Ian, Vasilii Grigorevich

The following article is from The Great Soviet Encyclopedia (1979). It might be outdated or ideologically biased.

Ian, Vasilii Grigor’evich

 

(pen name of V. G. Ianchevet-skii). Born Dec. 23, 1874 (Jan. 4, 1875), in Kiev; died Aug. 5, 1954, in Zvenigorod, Moscow Oblast. Soviet Russian writer.

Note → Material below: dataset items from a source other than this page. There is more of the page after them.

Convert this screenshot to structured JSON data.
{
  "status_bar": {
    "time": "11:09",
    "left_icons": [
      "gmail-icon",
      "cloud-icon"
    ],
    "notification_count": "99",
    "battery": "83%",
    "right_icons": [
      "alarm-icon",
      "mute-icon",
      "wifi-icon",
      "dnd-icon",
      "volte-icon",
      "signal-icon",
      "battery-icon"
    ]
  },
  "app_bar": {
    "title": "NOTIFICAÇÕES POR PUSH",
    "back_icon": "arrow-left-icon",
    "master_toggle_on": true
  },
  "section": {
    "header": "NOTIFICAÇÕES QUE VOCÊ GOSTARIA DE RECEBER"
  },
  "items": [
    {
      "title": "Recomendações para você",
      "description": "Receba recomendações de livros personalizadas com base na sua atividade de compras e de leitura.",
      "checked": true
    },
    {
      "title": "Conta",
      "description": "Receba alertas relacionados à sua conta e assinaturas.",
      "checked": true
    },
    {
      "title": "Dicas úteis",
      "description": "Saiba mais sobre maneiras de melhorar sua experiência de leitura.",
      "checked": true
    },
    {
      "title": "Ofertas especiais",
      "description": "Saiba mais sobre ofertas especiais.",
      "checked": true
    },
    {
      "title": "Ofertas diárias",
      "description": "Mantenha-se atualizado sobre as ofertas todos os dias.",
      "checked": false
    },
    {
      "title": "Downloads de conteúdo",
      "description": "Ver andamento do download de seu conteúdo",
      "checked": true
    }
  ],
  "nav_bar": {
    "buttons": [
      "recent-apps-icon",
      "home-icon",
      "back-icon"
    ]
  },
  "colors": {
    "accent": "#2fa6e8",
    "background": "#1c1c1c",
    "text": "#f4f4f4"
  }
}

The son of a teacher, Ian graduated from the faculty of history and philology at the University of St. Petersburg in 1897. His impressions from a two-year trip throughout Russia provided the basis for his Memoirs of a Pedestrian (1901). He was a military correspondent during the Russo-Japanese War and World War I. In the 1920’s, Ian published primarily historical and adventure stories. Ian’s historical novellas gained popularity due to their skillful plot construction, vivid descriptions, and the abundance of information they contained. Works of this genre included The Phoenician Ship (1931), Fires on the Barrows (1932; supplementary edition, 1959), and The Hammerers (1933). Ian’s principal work was the trilogy The Mongol Invasion, which consisted of the novels Genghis Khan (1939; State Prize of the USSR, 1942), Batu (1942), and To the “Last Sea” (published 1955).

WORKS

Zagadka ozera Karanor, Moscow, 1961.
Nashestvie Batyia. [Foreword by M. Ianchevetskii.] Moscow, 1975.

REFERENCES

Razgon, L. V. Ian: Kritiko-biografich. ocherk. Moscow, 1969.
Russkie sovetskie pisateli-prozaiki: Biobibliografich. ukazatel’, vol. 6, part 2. Moscow, 1969.